War Clouds Over Belle Grove Plantation

Spectral evidence of past trauma and death lingers at Belle Grove Plantation. Its 225-year-old stone manor looks out over the Shenandoah Valley like a memorial to the slain.

In 1783, Revolutionary War veteran Isaac Hite, Jr. and his wife Nelly, sister to James Madison, fourth president of the United States, received 483 acres in the Shenandoah Valley as a wedding present from his father.

They constructed Belle Grove Manor House between 1794 and 1797 along the Valley Pike in Virginia’s Frederick County.

It was a symmetrical Federal-style home built from locally-quarried limestone, to which a west annex was added in 1815.

Hite’s holdings grew to encompass over 7,000 acres, several hundred slaves, and everything they needed for a self-sustaining community, including slave quarters, a general store, grist-mill, saw-mill, and distillery.

Hite had three children with his first wife and ten with his second, Ann. Though all but one lived to adulthood, Hite’s heirs sold Belle Grove in 1851.

During the American Civil War, it was owned by John and Benjamin B. Cooley.

Little is known about the Cooleys, but a shocking criminal trial brought them briefly into the spotlight.

On the 26th of February 1861, as war clouds gathered and Virginians debated secession, a free woman of color employed by Benjamin Cooley, named Harriet Robinson, attacked and beat his wife Hettie Ann with an iron shovel in the kitchen.

Harriet then dragged Mrs. Cooley’s bloodied body into the smokehouse, where she died, leading future storytellers to claim the murder weapon was a meat cleaver.

Folklorist L.B. Taylor, Jr. embellished even further, claiming she was partly burned, strangled, and mutilated.

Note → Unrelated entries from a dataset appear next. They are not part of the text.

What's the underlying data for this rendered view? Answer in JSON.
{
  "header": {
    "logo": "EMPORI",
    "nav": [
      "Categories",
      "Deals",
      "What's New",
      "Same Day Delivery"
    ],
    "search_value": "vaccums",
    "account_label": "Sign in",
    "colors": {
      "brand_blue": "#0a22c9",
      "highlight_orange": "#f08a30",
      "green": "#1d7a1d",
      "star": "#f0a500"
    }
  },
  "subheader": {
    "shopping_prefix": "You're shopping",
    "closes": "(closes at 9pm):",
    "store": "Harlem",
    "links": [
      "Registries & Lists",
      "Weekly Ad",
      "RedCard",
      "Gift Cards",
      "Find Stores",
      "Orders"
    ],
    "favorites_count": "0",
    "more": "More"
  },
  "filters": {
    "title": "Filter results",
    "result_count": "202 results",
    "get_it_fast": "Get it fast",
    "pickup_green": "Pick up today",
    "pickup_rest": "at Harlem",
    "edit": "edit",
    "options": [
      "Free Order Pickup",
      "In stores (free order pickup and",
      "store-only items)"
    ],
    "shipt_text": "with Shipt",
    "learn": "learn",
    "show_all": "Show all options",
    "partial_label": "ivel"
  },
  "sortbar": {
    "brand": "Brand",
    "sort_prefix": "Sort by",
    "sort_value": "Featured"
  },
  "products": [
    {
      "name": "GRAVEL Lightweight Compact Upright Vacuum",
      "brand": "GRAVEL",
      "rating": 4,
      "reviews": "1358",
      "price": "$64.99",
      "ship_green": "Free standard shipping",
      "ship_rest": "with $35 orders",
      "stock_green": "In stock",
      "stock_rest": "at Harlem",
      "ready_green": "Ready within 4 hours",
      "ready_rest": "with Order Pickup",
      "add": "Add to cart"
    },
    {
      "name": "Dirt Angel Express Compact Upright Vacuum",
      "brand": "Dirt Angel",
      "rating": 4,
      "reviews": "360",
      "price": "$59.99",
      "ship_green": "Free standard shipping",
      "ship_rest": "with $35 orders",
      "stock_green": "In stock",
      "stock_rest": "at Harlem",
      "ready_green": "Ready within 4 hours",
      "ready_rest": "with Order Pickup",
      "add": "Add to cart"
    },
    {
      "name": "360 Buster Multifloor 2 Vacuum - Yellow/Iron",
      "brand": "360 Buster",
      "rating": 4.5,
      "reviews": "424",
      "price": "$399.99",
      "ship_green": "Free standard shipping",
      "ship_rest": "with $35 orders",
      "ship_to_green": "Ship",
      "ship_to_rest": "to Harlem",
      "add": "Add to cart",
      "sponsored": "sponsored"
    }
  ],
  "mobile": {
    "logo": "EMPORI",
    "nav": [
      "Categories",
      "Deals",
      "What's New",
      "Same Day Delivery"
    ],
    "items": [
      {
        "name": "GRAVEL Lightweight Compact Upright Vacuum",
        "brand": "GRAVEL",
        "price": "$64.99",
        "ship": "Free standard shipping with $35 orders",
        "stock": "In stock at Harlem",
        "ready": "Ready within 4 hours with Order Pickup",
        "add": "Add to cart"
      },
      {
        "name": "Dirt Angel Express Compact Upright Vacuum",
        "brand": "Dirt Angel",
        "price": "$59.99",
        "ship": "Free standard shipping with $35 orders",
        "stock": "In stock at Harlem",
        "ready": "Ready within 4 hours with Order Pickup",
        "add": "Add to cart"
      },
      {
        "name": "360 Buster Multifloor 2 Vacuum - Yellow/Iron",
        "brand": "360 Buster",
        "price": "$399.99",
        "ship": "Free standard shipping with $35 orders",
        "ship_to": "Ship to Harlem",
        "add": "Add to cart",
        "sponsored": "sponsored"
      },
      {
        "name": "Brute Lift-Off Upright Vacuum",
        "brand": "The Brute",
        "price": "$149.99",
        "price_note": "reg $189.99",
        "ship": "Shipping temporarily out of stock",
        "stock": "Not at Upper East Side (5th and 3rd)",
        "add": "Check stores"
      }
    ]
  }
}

Harriet was tried and convicted of first-degree murder, but her death sentence would never be carried out.

She surprised the court by revealing that she was pregnant.

The Frederick County sheriff could find no women willing to examine Harriet, so he refused to carry out the court’s orders.

The accused woman disappeared when the Union Army occupied that section of the Shenandoah, fleeing to parts unknown.

Others have speculated that Harriet died in prison.

Though its current caretakers are quick to deny any supernatural activity, for decades after Hettie’s murder residents witnessed an unusual white mist emerge from the basement fireplace, pass through the door, and float towards the smokehouse.

The Civil War brought more bloodshed to Belle Grove’s doorstep.

In the autumn of 1864, Union Major General Philip Sheridan established his headquarters in the limestone manor as his army carried out their campaign of destruction in the Shenandoah Valley.

Union tents and wagons dotted the surrounding fields.

On the fog-shrouded morning of October 19, 1864, Confederate Lieutenant General Jubal Early led a surprise attack on the federals.

Terrible fighting raged around Belle Grove, and the house still carries scars from that fateful day.

Late in the afternoon, Philip Sheridan rode south from Winchester and rallied his troops to victory. Nearly six thousand men of both sides were killed or wounded.

Twenty-seven-year-old Confederate general Stephen Ramseur was mortally wounded and died in the room Isaac and Ann Hite once used as a nursery.

Today, Belle Grove Plantation is a National Historic Landmark owned and operated by the National Trust for Historic Preservation.

Regular tours are offered, and although you can see a reconstruction of the basement kitchen, don’t expect to hear about poor Hettie Cooley’s murder. Perhaps, on fog-shrouded mornings, you can catch a whiff of gunpowder, or a glimpse of something transparent stalking the grounds.